NCAA on UNC Basketball's Potential White House Visit: None of Our Business

Roy Williams

The NCAA won’t play a role in determining whether the University of North Carolina’s men’s basketball  team accepts a potential invitation to the White House, an organization spokesman said Tuesday, hours after college sports’ governing body weighed in on North Carolina’s repeal of a controversial “bathroom bill.”

While White House officials have yet to say if the Tar Heels – this year’s NCAA tournament champions –will receive the customary invitation, an NCAA official said the decision rests with the school.

“This is not an NCAA matter,” a NCAA representative told FOX Business.

Traditionally a non-political organization, the NCAA has been embroiled for months in North Carolina’s debate over House Bill 2, a controversial measure which critics said discriminated against the state’s LGBT community.

Earlier on Tuesday, the NCAA said it would once again consider North Carolina as a potential host site for sporting events after state lawmakers voted to overturn elements of HB2. The NCAA had pulled seven events from North Carolina sites to protest the law’s passage, and gave the state until Thursday to remove the law or it would lose the right to host events that were already awarded to Charlotte in 2017-18, as well as the right to bid on future events through the year 2022.

Shortly after UNC’s 71-65 victory over Gonzaga in the NCAA national championship, head coach Roy Williams declined to say whether his team would make the traditional visit to the White House to meet with President Trump, if invited.
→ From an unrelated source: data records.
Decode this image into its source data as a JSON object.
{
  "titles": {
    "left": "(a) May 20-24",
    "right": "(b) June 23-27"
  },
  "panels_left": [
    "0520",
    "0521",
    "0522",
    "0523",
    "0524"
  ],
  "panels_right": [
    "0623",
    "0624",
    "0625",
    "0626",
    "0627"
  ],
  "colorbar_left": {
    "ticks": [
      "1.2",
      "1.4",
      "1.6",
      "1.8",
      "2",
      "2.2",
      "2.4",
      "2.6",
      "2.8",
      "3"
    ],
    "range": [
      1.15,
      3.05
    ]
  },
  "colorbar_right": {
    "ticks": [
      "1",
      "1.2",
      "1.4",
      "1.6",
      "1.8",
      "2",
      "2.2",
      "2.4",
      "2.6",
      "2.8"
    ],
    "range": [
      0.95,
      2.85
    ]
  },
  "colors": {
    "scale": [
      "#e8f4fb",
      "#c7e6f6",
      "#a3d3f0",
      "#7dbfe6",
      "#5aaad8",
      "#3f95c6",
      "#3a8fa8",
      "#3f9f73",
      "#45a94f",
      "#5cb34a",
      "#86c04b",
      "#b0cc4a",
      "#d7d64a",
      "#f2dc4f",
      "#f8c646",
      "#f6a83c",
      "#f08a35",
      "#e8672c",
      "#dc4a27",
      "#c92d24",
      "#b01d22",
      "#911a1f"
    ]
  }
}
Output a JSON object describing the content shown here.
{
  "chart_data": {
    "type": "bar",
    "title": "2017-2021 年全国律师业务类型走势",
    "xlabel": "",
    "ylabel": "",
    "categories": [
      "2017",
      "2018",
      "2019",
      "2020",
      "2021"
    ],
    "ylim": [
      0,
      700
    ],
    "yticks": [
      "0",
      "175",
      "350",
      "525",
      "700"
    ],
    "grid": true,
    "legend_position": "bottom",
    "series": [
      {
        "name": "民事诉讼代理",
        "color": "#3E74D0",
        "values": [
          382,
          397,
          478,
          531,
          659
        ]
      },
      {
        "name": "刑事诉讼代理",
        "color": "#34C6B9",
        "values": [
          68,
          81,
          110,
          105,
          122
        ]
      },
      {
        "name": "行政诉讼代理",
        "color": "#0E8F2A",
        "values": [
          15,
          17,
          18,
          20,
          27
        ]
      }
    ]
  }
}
Several other sports figures, including members of the Super Bowl champion New England Patriots, have said they wouldn’t meet with President Trump due to his political stances.

“Let me think on it,” Williams said after the game, according to Sports Illustrated. “Again, I don’t know if we’re going to get invited. I really don’t.”

UNC officials have “not discussed” a potential White House visit since the championship win, according to Steve Kirschner, the school’s senior associate athletic director for communications.

“We don’t have a policy. If we get invited we will discuss it like we always do,” Kirschner told FOX Business.

While Williams would not take a definitive stance after the game, the longtime North Carolina coach has been critical of President Trump in the past.

“Now everybody has got social media, and we don’t need The New York Times to find out what in the dickens is going on in the country. You know, our president tweets out more [expletive] than anybody I’ve ever seen,” Williams said last March during the ACC tournament.